Exploring influence mechanism of bikesharing on the use of public transportation-a case of Shanghai [J]. Transportation Letters-the International Journal of Transportation Research. 2022. DOI: 10.1080/19427867.2022.2093287.
2. Are there any random numbers in the solving algorithm for the data mining method? If yes, how do the authors deal with the randomness?
3. The Bagging ensemble made of the three techniques achieves a better result than a single technique. So do the authors consider to use more single techniques to obtain an ensemble method?
4. I suggest the authors to use the computation time as an additional evaluating indicator to assess the relative advantages and disadvantages of these algorithms.
Author Response
Please see the attachment.
Author Response File: Author Response.pdf
Reviewer 5 Report
To improve the accuracy of model predictions, this paper proposes a hybrid model based on decision tree techniques and story points as a method for estimating effort and cost in agile software development.

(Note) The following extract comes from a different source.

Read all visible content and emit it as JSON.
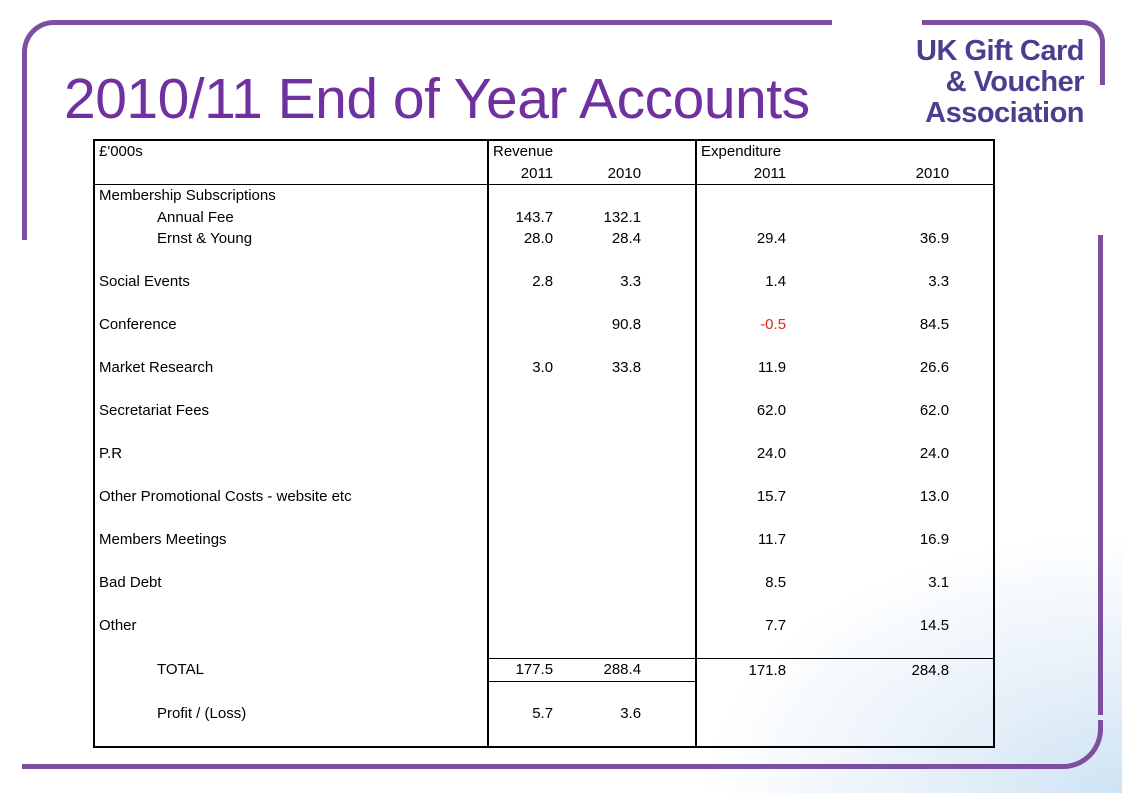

The paper trains the models using 10-fold cross-validation and compares the model results using relative errors, which is practical and realistic. However, there is insufficient experimental data in this paper for the multi-model combination part, and this study only performs a simple multi-model overlay, which is not significantly different from previous research methods. Overall, it is recommended that this paper needs to be revised and resubmitted.
Specific suggestions for revision are as follows.

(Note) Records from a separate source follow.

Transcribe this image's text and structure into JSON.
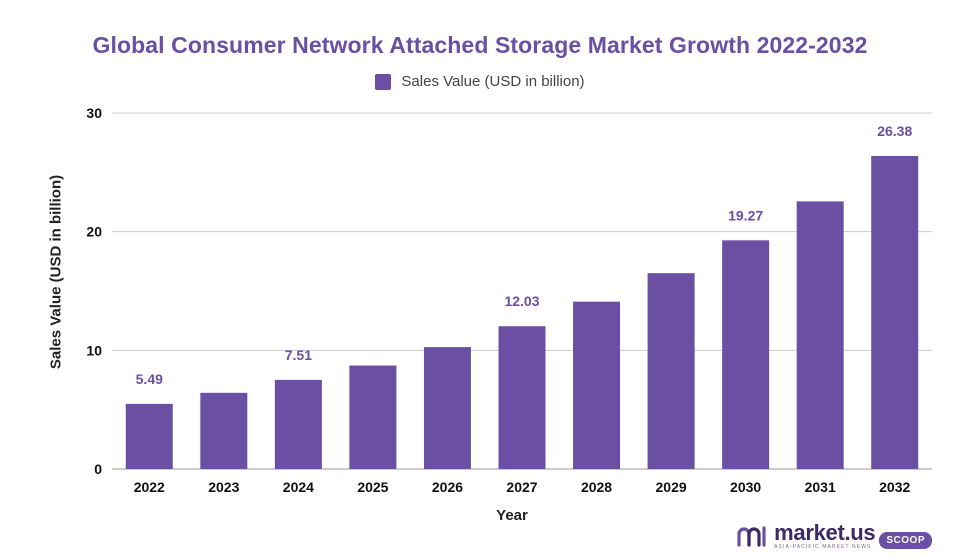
{
  "chart_data": {
    "type": "bar",
    "title": "Global Consumer Network Attached Storage Market Growth 2022-2032",
    "xlabel": "Year",
    "ylabel": "Sales Value (USD in billion)",
    "categories": [
      "2022",
      "2023",
      "2024",
      "2025",
      "2026",
      "2027",
      "2028",
      "2029",
      "2030",
      "2031",
      "2032"
    ],
    "series": [
      {
        "name": "Sales Value (USD in billion)",
        "values": [
          5.49,
          6.42,
          7.51,
          8.72,
          10.27,
          12.03,
          14.1,
          16.5,
          19.27,
          22.55,
          26.38
        ],
        "color": "#6a4fa3"
      }
    ],
    "labeled_points": {
      "2022": "5.49",
      "2024": "7.51",
      "2027": "12.03",
      "2030": "19.27",
      "2032": "26.38"
    },
    "ylim": [
      0,
      30
    ],
    "yticks": [
      0,
      10,
      20,
      30
    ],
    "grid": true,
    "legend_position": "top-center"
  },
  "colors": {
    "bar": "#6a4fa3",
    "title": "#6a4fa3",
    "label": "#6a4fa3",
    "grid": "#cccccc",
    "axis_text": "#111111"
  },
  "brand": {
    "name": "market.us",
    "tagline": "ASIA-PACIFIC MARKET NEWS",
    "badge": "SCOOP"
  }
}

1. The entire paper focuses on how combining different models helps to improve model accuracy. The paper, however, makes no mention of the equipment base required for the models. The experimental section also does not go into great detail about the equipment.
2. The related work on effort estimation and agile software development is not presented in a way that corresponds to the three techniques under consideration in this paper's study, and instead follows a simple pile of literature in the timeline.

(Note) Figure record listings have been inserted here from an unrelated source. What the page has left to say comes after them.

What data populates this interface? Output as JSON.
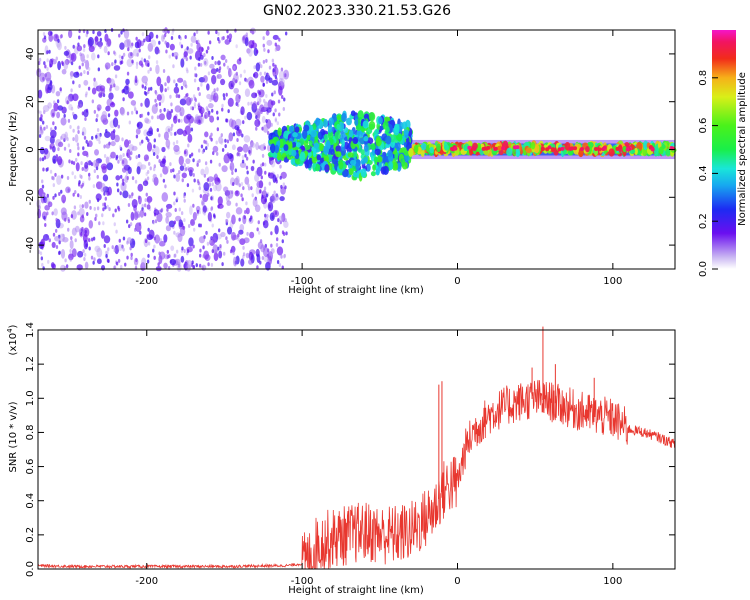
{
  "figure": {
    "title": "GN02.2023.330.21.53.G26"
  },
  "chart_data": [
    {
      "type": "heatmap",
      "xlabel": "Height of straight line (km)",
      "ylabel": "Frequency (Hz)",
      "xlim": [
        -270,
        140
      ],
      "ylim": [
        -50,
        50
      ],
      "xticks": [
        -200,
        -100,
        0,
        100
      ],
      "yticks": [
        -40,
        -20,
        0,
        20,
        40
      ],
      "regions": [
        {
          "x_range": [
            -270,
            -110
          ],
          "description_level": "noise",
          "freq_spread": [
            -50,
            50
          ],
          "amplitude_range": [
            0.05,
            0.2
          ]
        },
        {
          "x_range": [
            -120,
            -30
          ],
          "description_level": "turbulent",
          "freq_spread": [
            -10,
            15
          ],
          "amplitude_range": [
            0.2,
            0.6
          ]
        },
        {
          "x_range": [
            -30,
            140
          ],
          "description_level": "steady",
          "freq_spread": [
            -3,
            4
          ],
          "amplitude_range": [
            0.4,
            0.95
          ]
        }
      ],
      "colorbar": {
        "label": "Normalized spectral amplitude",
        "range": [
          0.0,
          1.0
        ],
        "ticks": [
          0.0,
          0.2,
          0.4,
          0.6,
          0.8
        ]
      }
    },
    {
      "type": "line",
      "xlabel": "Height of straight line (km)",
      "ylabel": "SNR (10 * v/v)",
      "y_multiplier": "(x10",
      "y_multiplier_exp": "4",
      "y_multiplier_close": ")",
      "xlim": [
        -270,
        140
      ],
      "ylim": [
        0.0,
        1.4
      ],
      "xticks": [
        -200,
        -100,
        0,
        100
      ],
      "yticks": [
        0.0,
        0.2,
        0.4,
        0.6,
        0.8,
        1.0,
        1.2,
        1.4
      ],
      "color": "#e8372f",
      "series": [
        {
          "x": [
            -270,
            -250,
            -200,
            -150,
            -110,
            -100,
            -95,
            -90,
            -80,
            -70,
            -60,
            -50,
            -40,
            -30,
            -20,
            -15,
            -10,
            -5,
            0,
            5,
            10,
            15,
            20,
            30,
            40,
            50,
            60,
            70,
            80,
            90,
            100,
            110,
            120,
            130,
            140
          ],
          "values": [
            0.02,
            0.015,
            0.015,
            0.015,
            0.02,
            0.03,
            0.06,
            0.15,
            0.18,
            0.2,
            0.22,
            0.2,
            0.2,
            0.22,
            0.3,
            0.35,
            0.45,
            0.5,
            0.5,
            0.7,
            0.8,
            0.85,
            0.9,
            0.95,
            0.98,
            1.0,
            0.98,
            0.95,
            0.92,
            0.9,
            0.88,
            0.82,
            0.8,
            0.77,
            0.73
          ]
        }
      ],
      "spikes": [
        {
          "x": 55,
          "y": 1.42
        },
        {
          "x": 63,
          "y": 1.2
        },
        {
          "x": 48,
          "y": 1.18
        },
        {
          "x": -12,
          "y": 1.08
        },
        {
          "x": -10,
          "y": 1.1
        },
        {
          "x": 88,
          "y": 1.12
        }
      ]
    }
  ]
}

3. The background introduction only briefly introduces the three types of decision trees, random forests, and adaboost methods and principles, without summarizing the comparison.
4. The project strategy flowchart in Figure 4 can be explained further in Materials and Methods, and the summary highlights the paper's innovation points and contributions.
5.The relevant factors are only briefly listed in Figure 5 of Materials and Methods. The logic of the diagram and the inherent connection between the diagram and the methods in the paper can be given careful consideration.
6.Line 257's experimental running process should be mirrored in the experimental section, and the experimental processes should be described more methodically and clearly.
7. To conduct a more comprehensive experimental comparison and highlight the advanced nature of the models in this paper, the comparison experiments in the experiments should be divided into two categories: single-model experiments and multi-model combination experiments.
8. Although the problem of over-fitting data in Decision Tree is mentioned several times throughout the experiments, the preliminary solution is not provided in the subsequent paper.
9.There is a lack of real data project experiments in the paper, and there is a lack of innovation point summary, only the simple integration of three models.
Based on the above suggestions, it is considered that this paper needs to be revised and resubmitted.
Author Response
Please see the attachment.
Author Response File: Author Response.pdf
Round 2
Reviewer 1 Report
Thank you for your works.
Reviewer 4 Report
The authors have dealt with all my concerns.
Reviewer 5 Report
The authors carefully revised the paper according to the comments listed in this reviewer's reports. The concerns have been answered via the authors' efforts, and the quality of this paper was improved.